Durante vários meses tenho me ausentado na produção ensaística neste site, voltando meus olhares para um conjunto de manifestações na imprensa nacional e internacional que só trazem decepção e mal-estar. É com grande pesar que nos últimos anos, não podemos ter orgulho da ufologia (com “u” minúsculo) como atividade de pesquisa, pois não está mais (acredito que nunca houve) ocorrendo uma coesão que possibilite uma interlocução teórico-metodológica que propicie reflexões dignas a comunidade, restrita e interessada em seriedade.
Muitos grupos que surgem com caráter “independente”, sem recurso financeiro, não conseguem se sustentar tanto pela falta de preparo teórico e a não-organização do planejamento de ação dos trabalhos, fazendo um estudo localista e geralmente com resultados medíocres.

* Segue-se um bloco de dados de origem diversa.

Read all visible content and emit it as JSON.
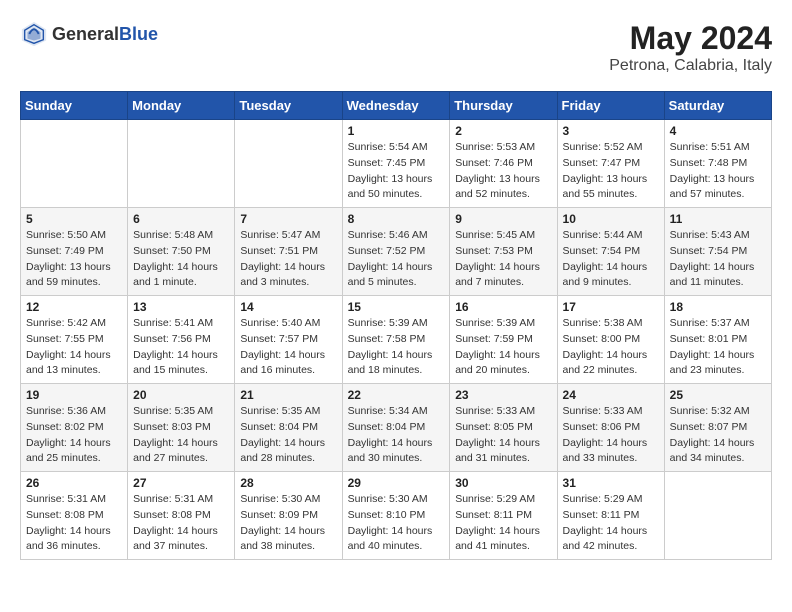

Vale lembrar que alguns estudiosos desvinculados do eixo “oficial” conseguem nos trazer interessantes trabalhos sobre a casuística da região, porém, as pesquisas de campo estão cada vez mais reduzidas devido à desarticulação (principalmente por motivos financeiros) que muitos integrantes sofrem pela marginalização de seus próprios trabalhos, pela falta de reconhecimento dos poucos pesquisadores com vontade de trabalhar no cenário, ofuscados pelo marketing desonesto de empresas falsificadoras da própria ufologia.
Se um dos ufólogos (Eustáquio Andréa Patounas) mais conhecidos do país afirma que atualmente “a Ufologia teve novidades sem relevância, muitas conjecturas, enganos, falhas de interpretação, guerra de egos, briga por lideranças, desrespeito, enfim, decadência, não só no Brasil, como no mundo”* e tendo como foco principal o dinheiro, pois segundo ele é aí que a “coisa degringola”, estamos indo de mal a pior. Isso não é nenhuma novidade para quem já convive nesse espetáculo mentiroso há certo tempo.

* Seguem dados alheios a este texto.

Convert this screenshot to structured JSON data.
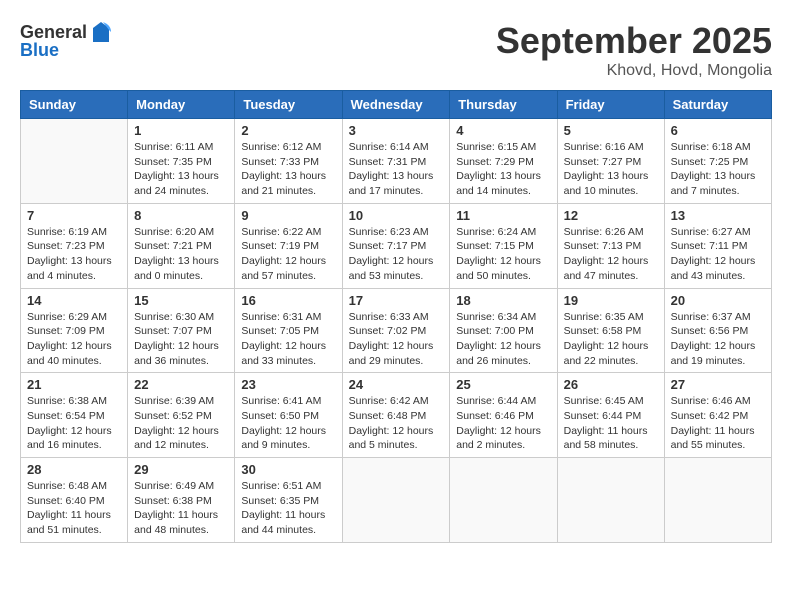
{
  "header": {
    "logo_general": "General",
    "logo_blue": "Blue",
    "month": "September 2025",
    "location": "Khovd, Hovd, Mongolia"
  },
  "weekdays": [
    "Sunday",
    "Monday",
    "Tuesday",
    "Wednesday",
    "Thursday",
    "Friday",
    "Saturday"
  ],
  "weeks": [
    [
      {
        "day": "",
        "info": ""
      },
      {
        "day": "1",
        "info": "Sunrise: 6:11 AM\nSunset: 7:35 PM\nDaylight: 13 hours and 24 minutes."
      },
      {
        "day": "2",
        "info": "Sunrise: 6:12 AM\nSunset: 7:33 PM\nDaylight: 13 hours and 21 minutes."
      },
      {
        "day": "3",
        "info": "Sunrise: 6:14 AM\nSunset: 7:31 PM\nDaylight: 13 hours and 17 minutes."
      },
      {
        "day": "4",
        "info": "Sunrise: 6:15 AM\nSunset: 7:29 PM\nDaylight: 13 hours and 14 minutes."
      },
      {
        "day": "5",
        "info": "Sunrise: 6:16 AM\nSunset: 7:27 PM\nDaylight: 13 hours and 10 minutes."
      },
      {
        "day": "6",
        "info": "Sunrise: 6:18 AM\nSunset: 7:25 PM\nDaylight: 13 hours and 7 minutes."
      }
    ],
    [
      {
        "day": "7",
        "info": "Sunrise: 6:19 AM\nSunset: 7:23 PM\nDaylight: 13 hours and 4 minutes."
      },
      {
        "day": "8",
        "info": "Sunrise: 6:20 AM\nSunset: 7:21 PM\nDaylight: 13 hours and 0 minutes."
      },
      {
        "day": "9",
        "info": "Sunrise: 6:22 AM\nSunset: 7:19 PM\nDaylight: 12 hours and 57 minutes."
      },
      {
        "day": "10",
        "info": "Sunrise: 6:23 AM\nSunset: 7:17 PM\nDaylight: 12 hours and 53 minutes."
      },
      {
        "day": "11",
        "info": "Sunrise: 6:24 AM\nSunset: 7:15 PM\nDaylight: 12 hours and 50 minutes."
      },
      {
        "day": "12",
        "info": "Sunrise: 6:26 AM\nSunset: 7:13 PM\nDaylight: 12 hours and 47 minutes."
      },
      {
        "day": "13",
        "info": "Sunrise: 6:27 AM\nSunset: 7:11 PM\nDaylight: 12 hours and 43 minutes."
      }
    ],
    [
      {
        "day": "14",
        "info": "Sunrise: 6:29 AM\nSunset: 7:09 PM\nDaylight: 12 hours and 40 minutes."
      },
      {
        "day": "15",
        "info": "Sunrise: 6:30 AM\nSunset: 7:07 PM\nDaylight: 12 hours and 36 minutes."
      },
      {
        "day": "16",
        "info": "Sunrise: 6:31 AM\nSunset: 7:05 PM\nDaylight: 12 hours and 33 minutes."
      },
      {
        "day": "17",
        "info": "Sunrise: 6:33 AM\nSunset: 7:02 PM\nDaylight: 12 hours and 29 minutes."
      },
      {
        "day": "18",
        "info": "Sunrise: 6:34 AM\nSunset: 7:00 PM\nDaylight: 12 hours and 26 minutes."
      },
      {
        "day": "19",
        "info": "Sunrise: 6:35 AM\nSunset: 6:58 PM\nDaylight: 12 hours and 22 minutes."
      },
      {
        "day": "20",
        "info": "Sunrise: 6:37 AM\nSunset: 6:56 PM\nDaylight: 12 hours and 19 minutes."
      }
    ],
    [
      {
        "day": "21",
        "info": "Sunrise: 6:38 AM\nSunset: 6:54 PM\nDaylight: 12 hours and 16 minutes."
      },
      {
        "day": "22",
        "info": "Sunrise: 6:39 AM\nSunset: 6:52 PM\nDaylight: 12 hours and 12 minutes."
      },
      {
        "day": "23",
        "info": "Sunrise: 6:41 AM\nSunset: 6:50 PM\nDaylight: 12 hours and 9 minutes."
      },
      {
        "day": "24",
        "info": "Sunrise: 6:42 AM\nSunset: 6:48 PM\nDaylight: 12 hours and 5 minutes."
      },
      {
        "day": "25",
        "info": "Sunrise: 6:44 AM\nSunset: 6:46 PM\nDaylight: 12 hours and 2 minutes."
      },
      {
        "day": "26",
        "info": "Sunrise: 6:45 AM\nSunset: 6:44 PM\nDaylight: 11 hours and 58 minutes."
      },
      {
        "day": "27",
        "info": "Sunrise: 6:46 AM\nSunset: 6:42 PM\nDaylight: 11 hours and 55 minutes."
      }
    ],
    [
      {
        "day": "28",
        "info": "Sunrise: 6:48 AM\nSunset: 6:40 PM\nDaylight: 11 hours and 51 minutes."
      },
      {
        "day": "29",
        "info": "Sunrise: 6:49 AM\nSunset: 6:38 PM\nDaylight: 11 hours and 48 minutes."
      },
      {
        "day": "30",
        "info": "Sunrise: 6:51 AM\nSunset: 6:35 PM\nDaylight: 11 hours and 44 minutes."
      },
      {
        "day": "",
        "info": ""
      },
      {
        "day": "",
        "info": ""
      },
      {
        "day": "",
        "info": ""
      },
      {
        "day": "",
        "info": ""
      }
    ]
  ]
}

Segundo o mesmo pesquisador: “Quando você faz uma Ufologia séria, com casos bem pesquisados, com imparcialidade, com seriedade, com profissionalismo, com conhecimento, as matérias serão ricas e, conseqüentemente, venderão bem, entende?” (será?), trazendo a nós as ditas revistas “especializadas”, com suas matérias fast food voltadas para um público de transitividade ingênua, arrecadando dinheiro o suficiente para perpetuar uma complexa rede empresarial, vendedora de informações grosseiramente mentirosas, ganhando destaque na mídia e dando créditos para todos tratarem a safra que ainda resta de “loucos”. Motivo aberto por nós mesmos, que não tomamos uma atitude para desmascarar ou criar outra fronteira que delimite as atividades ufológicas, sair da própria esfera de atuação e buscar outra linha de trabalho que oriente as investigações, deixando claro quem faz o estudo com seriedade, segregando os infratores aos porões do ostracismo.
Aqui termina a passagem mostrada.